3. Now list all of the actions, large and small, that you are currently taking that relate to this project. Go through this list and decide, for each action, whether you are taking it primarily from the first perspective (as an observer or director) or primarily from the second (as a participant and cocreator).

4. Share your two descriptions and your list of actions with your colleague. Ask for his or her feedback. What does he or she think is clear and insightful? What does he or she think might be inaccurate or missing?

5. Choose two actions from your list that arise from the first perspective (as an observer or director). Decide, for each action, whether you will abandon it (stop doing it without replacing it) or adapt it (so that it still fulfills its function), in order to strengthen your role as a cocreator.

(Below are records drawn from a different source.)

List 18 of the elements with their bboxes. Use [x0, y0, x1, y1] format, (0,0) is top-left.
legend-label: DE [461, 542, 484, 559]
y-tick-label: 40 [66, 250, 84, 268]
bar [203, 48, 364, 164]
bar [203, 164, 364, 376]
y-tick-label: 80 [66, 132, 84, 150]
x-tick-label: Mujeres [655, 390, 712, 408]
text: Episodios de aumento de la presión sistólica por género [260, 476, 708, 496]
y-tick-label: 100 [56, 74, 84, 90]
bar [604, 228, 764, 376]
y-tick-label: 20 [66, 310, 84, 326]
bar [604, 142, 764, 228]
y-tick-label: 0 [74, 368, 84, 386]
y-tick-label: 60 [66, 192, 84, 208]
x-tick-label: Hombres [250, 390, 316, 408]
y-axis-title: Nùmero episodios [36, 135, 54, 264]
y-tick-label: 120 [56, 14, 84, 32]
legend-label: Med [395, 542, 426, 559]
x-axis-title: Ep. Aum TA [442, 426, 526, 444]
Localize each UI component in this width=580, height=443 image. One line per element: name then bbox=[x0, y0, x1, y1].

6. Choose another action from your list that arises from the second perspective (as a cocreator). Decide how you can strengthen it, in order to strengthen your role as a cocreator.

7. Over the next two weeks, implement these three changes to your actions. Take time each day to write down your observations and reflections.

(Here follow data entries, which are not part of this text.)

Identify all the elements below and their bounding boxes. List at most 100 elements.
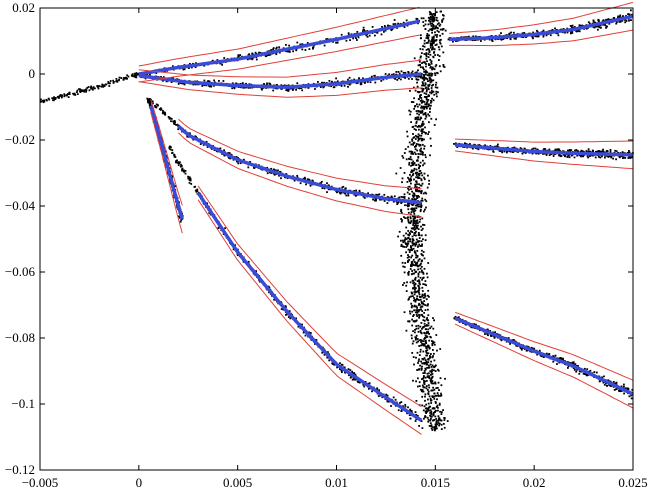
scatter-point: [412, 239, 415, 242]
scatter-point: [574, 149, 576, 152]
scatter-point: [534, 35, 537, 38]
scatter-point: [417, 290, 419, 293]
scatter-point: [404, 403, 407, 406]
scatter-point: [326, 356, 329, 359]
scatter-point: [251, 57, 254, 60]
scatter-point: [407, 242, 410, 245]
scatter-point: [415, 241, 418, 244]
scatter-point: [354, 373, 357, 376]
scatter-point: [623, 383, 625, 386]
scatter-point: [429, 101, 432, 104]
scatter-point: [411, 324, 414, 327]
scatter-point: [421, 197, 424, 200]
scatter-point: [277, 169, 279, 172]
scatter-point: [182, 169, 185, 172]
scatter-point: [392, 396, 395, 399]
scatter-point: [426, 89, 428, 91]
scatter-point: [382, 78, 385, 81]
scatter-point: [409, 268, 412, 270]
scatter-point: [386, 400, 389, 403]
scatter-point: [347, 78, 349, 81]
scatter-point: [415, 400, 418, 402]
scatter-point: [429, 28, 431, 31]
scatter-point: [134, 74, 137, 77]
scatter-point: [623, 392, 625, 395]
scatter-point: [195, 62, 197, 64]
scatter-point: [213, 84, 215, 87]
scatter-point: [208, 212, 211, 214]
scatter-point: [430, 371, 433, 374]
scatter-point: [618, 15, 621, 18]
scatter-point: [335, 41, 337, 44]
scatter-point: [567, 150, 570, 153]
scatter-point: [209, 85, 211, 88]
scatter-point: [408, 234, 410, 237]
scatter-point: [323, 44, 326, 47]
scatter-point: [299, 182, 302, 185]
scatter-point: [296, 41, 299, 44]
scatter-point: [420, 74, 423, 77]
scatter-point: [416, 204, 419, 207]
scatter-point: [368, 387, 370, 390]
scatter-point: [423, 75, 425, 77]
scatter-point: [420, 105, 423, 108]
scatter-point: [415, 198, 417, 201]
scatter-point: [76, 91, 78, 93]
scatter-point: [323, 353, 326, 356]
scatter-point: [303, 176, 306, 179]
scatter-point: [272, 49, 275, 51]
scatter-point: [412, 379, 414, 382]
scatter-point: [167, 163, 170, 165]
scatter-point: [427, 56, 430, 58]
scatter-point: [418, 293, 421, 296]
scatter-point: [421, 314, 423, 316]
scatter-point: [438, 39, 441, 42]
scatter-point: [477, 148, 480, 151]
scatter-point: [628, 19, 630, 22]
scatter-point: [147, 101, 150, 104]
scatter-point: [415, 220, 417, 223]
scatter-point: [92, 86, 95, 88]
scatter-point: [531, 347, 534, 350]
scatter-point: [434, 423, 437, 426]
scatter-point: [442, 64, 445, 66]
scatter-point: [614, 149, 616, 152]
scatter-point: [574, 363, 577, 365]
scatter-point: [383, 200, 386, 202]
scatter-point: [408, 185, 411, 188]
scatter-point: [254, 51, 257, 54]
scatter-point: [412, 247, 415, 250]
scatter-point: [94, 87, 96, 90]
scatter-point: [575, 149, 578, 151]
scatter-point: [43, 99, 45, 102]
scatter-point: [419, 110, 422, 113]
scatter-point: [63, 93, 66, 96]
scatter-point: [420, 76, 422, 79]
scatter-point: [440, 413, 443, 415]
scatter-point: [411, 198, 414, 200]
scatter-point: [544, 148, 547, 150]
scatter-point: [415, 110, 418, 112]
scatter-point: [413, 281, 416, 284]
scatter-point: [602, 150, 605, 153]
scatter-point: [496, 145, 499, 148]
scatter-point: [358, 189, 361, 192]
scatter-point: [400, 196, 403, 198]
scatter-point: [576, 154, 579, 157]
scatter-point: [604, 24, 606, 26]
scatter-point: [493, 336, 496, 338]
scatter-point: [404, 405, 407, 408]
scatter-point: [424, 359, 427, 361]
scatter-point: [621, 19, 624, 22]
scatter-point: [423, 138, 425, 141]
scatter-point: [411, 279, 414, 282]
scatter-point: [429, 355, 431, 357]
scatter-point: [425, 114, 428, 117]
scatter-point: [431, 43, 434, 45]
scatter-point: [420, 234, 423, 237]
scatter-point: [411, 310, 414, 313]
scatter-point: [371, 26, 374, 28]
scatter-point: [169, 148, 172, 151]
scatter-point: [418, 299, 420, 301]
scatter-point: [554, 148, 557, 151]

8. At the end of each week, talk with your colleague and share your observations and insights. Ask for his or her feedback.

THE WAY FORWARD

As you practice these new behaviors for a while and become more comfortable with them, you can try them out in more complex and conflictual situations. Sometimes your actions will produce the results you intend, and sometimes they won’t. Your goal is not to collaborate impeccably—in such a social endeavor, this would not be possible—but to become more aware of what you are doing and the impact you are having, and to be able to adapt and learn more quickly. This is how you will move from unconscious incompetence to conscious incompetence to conscious competence to unconscious competence.

The primary obstacle you will face in learning to stretch is overcoming the familiarity and comfort of your habitual way of doing things. You will need to move away from a declarative “It must be this way” toward a subjunctive “It could be this way.” You will need to loosen your attachment to your own opinions, positions, and identities: to sacrifice your smaller, constricted self to your larger, freer one. These stretches can therefore feel both frightening and liberating.

Tai chi teacher Wolfe Lowenthal says this about the martial art of push hands:

No matter how hard and unyielding your opponent, our inability to deal gently with him is indicative of our own stuckness. It is the exploration and eventual dissolving of the stuckness—not winning—that is the point of push hands. The “game” we really should be playing is with ourselves; we are coming face to face with the physical expression of the issues we hide from in our lives. In this confrontation with the self there lies the possibility of progress. We thank our opponent for providing us with this opportunity.2

So in learning to collaborate, the people you think of as your enemies can, surprisingly, play a helpful role. Stretching requires you to move toward rather than away from different others. You will learn the most in those situations you find most difficult: when others do not do as you want them to and so force you to pause and find a fresh way forward.

Your enemies can be your greatest teachers.